The narrator of the book, the same in each story, was educated as an engineer but now works as a night guard, spending long winter hours listening to the forbidden BBC. He is alone, and yet, as a Jew in the anti-Semitic U.S.S.R., he feels the world rush in from every direction, beginning even when the narrator is still a child listening to his parents as they educate him in the ways of the Soviet world.

As the narrator learns about Soviet life, so, too, does the reader. In one story, “A Soviet Twelve Days of Christmas,” Iossel spends five pages logging examples of what could be purchased for 120 rubles per month, a typical salary in the Soviet Union. (6,000 pay-phone calls or 1,333 paper cups of ice cream or 73 bottles of sunflower oil, etc.) The list would be exhausting if it weren’t hilarious and sad by turns, and Iossel uses this granular accounting to build a riveting image of the absurdity of the Soviet economy, and the many awkward tendernesses that are nevertheless found there, as humans try to live together in a world that prizes distrust.

From this collection, you will learn how to make little codes from telephone rings to avoid the K.G.B., how to speak in the presence of public officials, how to be a Jew in the Soviet Union. For this reviewer, another Jew who grew up in the U.S.S.R., Iossel’s descriptions ring very true. He is a master of atmosphere. But my favorite moments in the book have little to do with the Soviet reality it depicts, and everything to do with individual human experiences like the ironic and tender portrait in the story “Blue,” where a blind man recalls how he lost his sight years ago, straining to see in his cell at night while writing poems to an imaginary love. The man recalls being in a gulag, but it’s the type of tale that could have also come from a refugee camp on the United States-Mexico border or from Lukashenko’s Belarus — it’s a nearly universal fable of yearning that exists outside of time and place. Another story, “First Death,” is equally stunning, describing in 10 pages of beautiful symphonic prose the tale of a young narrator traveling across Leningrad to visit a dying relative. It is the best story of a child’s first encounter with death that I have read in many a year.

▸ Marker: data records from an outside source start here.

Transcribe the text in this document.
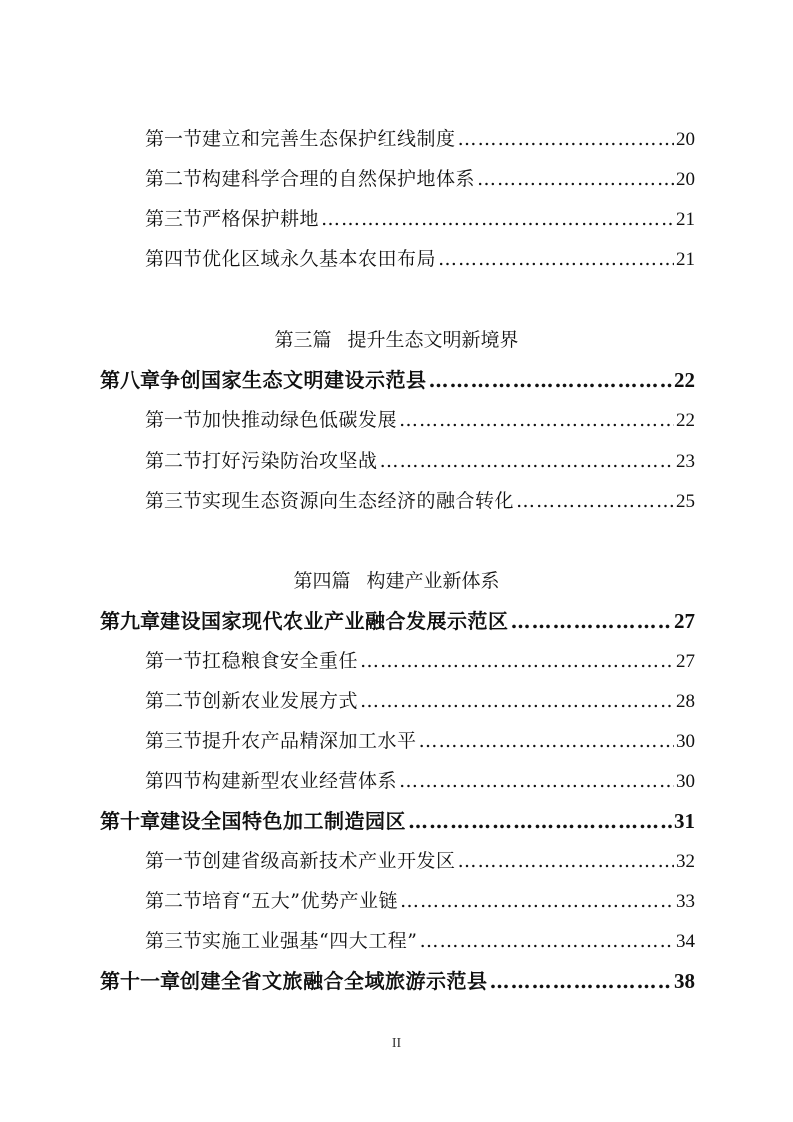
第一节 建立和完善生态保护红线制度 ……………………………………………………………………………………………………………………	20
第二节 构建科学合理的自然保护地体系 ……………………………………………………………………………………………………………………	20
第三节 严格保护耕地 ……………………………………………………………………………………………………………………	21
第四节 优化区域永久基本农田布局 ……………………………………………………………………………………………………………………	21
第三篇 提升生态文明新境界
第八章 争创国家生态文明建设示范县 ……………………………………………………………………………………………………………………	22
第一节 加快推动绿色低碳发展 ……………………………………………………………………………………………………………………	22
第二节 打好污染防治攻坚战 ……………………………………………………………………………………………………………………	23
第三节 实现生态资源向生态经济的融合转化 ……………………………………………………………………………………………………………………	25
第四篇 构建产业新体系
第九章 建设国家现代农业产业融合发展示范区 ……………………………………………………………………………………………………………………	27
第一节 扛稳粮食安全重任 ……………………………………………………………………………………………………………………	27
第二节 创新农业发展方式 ……………………………………………………………………………………………………………………	28
第三节 提升农产品精深加工水平 ……………………………………………………………………………………………………………………	30
第四节 构建新型农业经营体系 ……………………………………………………………………………………………………………………	30
第十章 建设全国特色加工制造园区 ……………………………………………………………………………………………………………………	31
第一节 创建省级高新技术产业开发区 ……………………………………………………………………………………………………………………	32
第二节 培育“五大”优势产业链 ……………………………………………………………………………………………………………………	33
第三节 实施工业强基“四大工程” ……………………………………………………………………………………………………………………	34
第十一章 创建全省文旅融合全域旅游示范县 ……………………………………………………………………………………………………………………	38
II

By the end of the collection, Iossel succeeds in giving an insider’s view of the Soviet Union, but shared through the outsider perspective of a slightly bemused man now living far away. What distinguishes Iossel as a writer, aside from his obvious talent for atmospheric dramedy, is his lucid, musical prose style. Despite his dark humor, metaphysical asides and absurdist turns — or maybe because of them — his stories are delightfully easy to read; Iossel’s marvelous sense of rhythm dazzles the reader. We can’t stop turning the pages of this book, no matter what kind of tunnel might await us at the end of the light.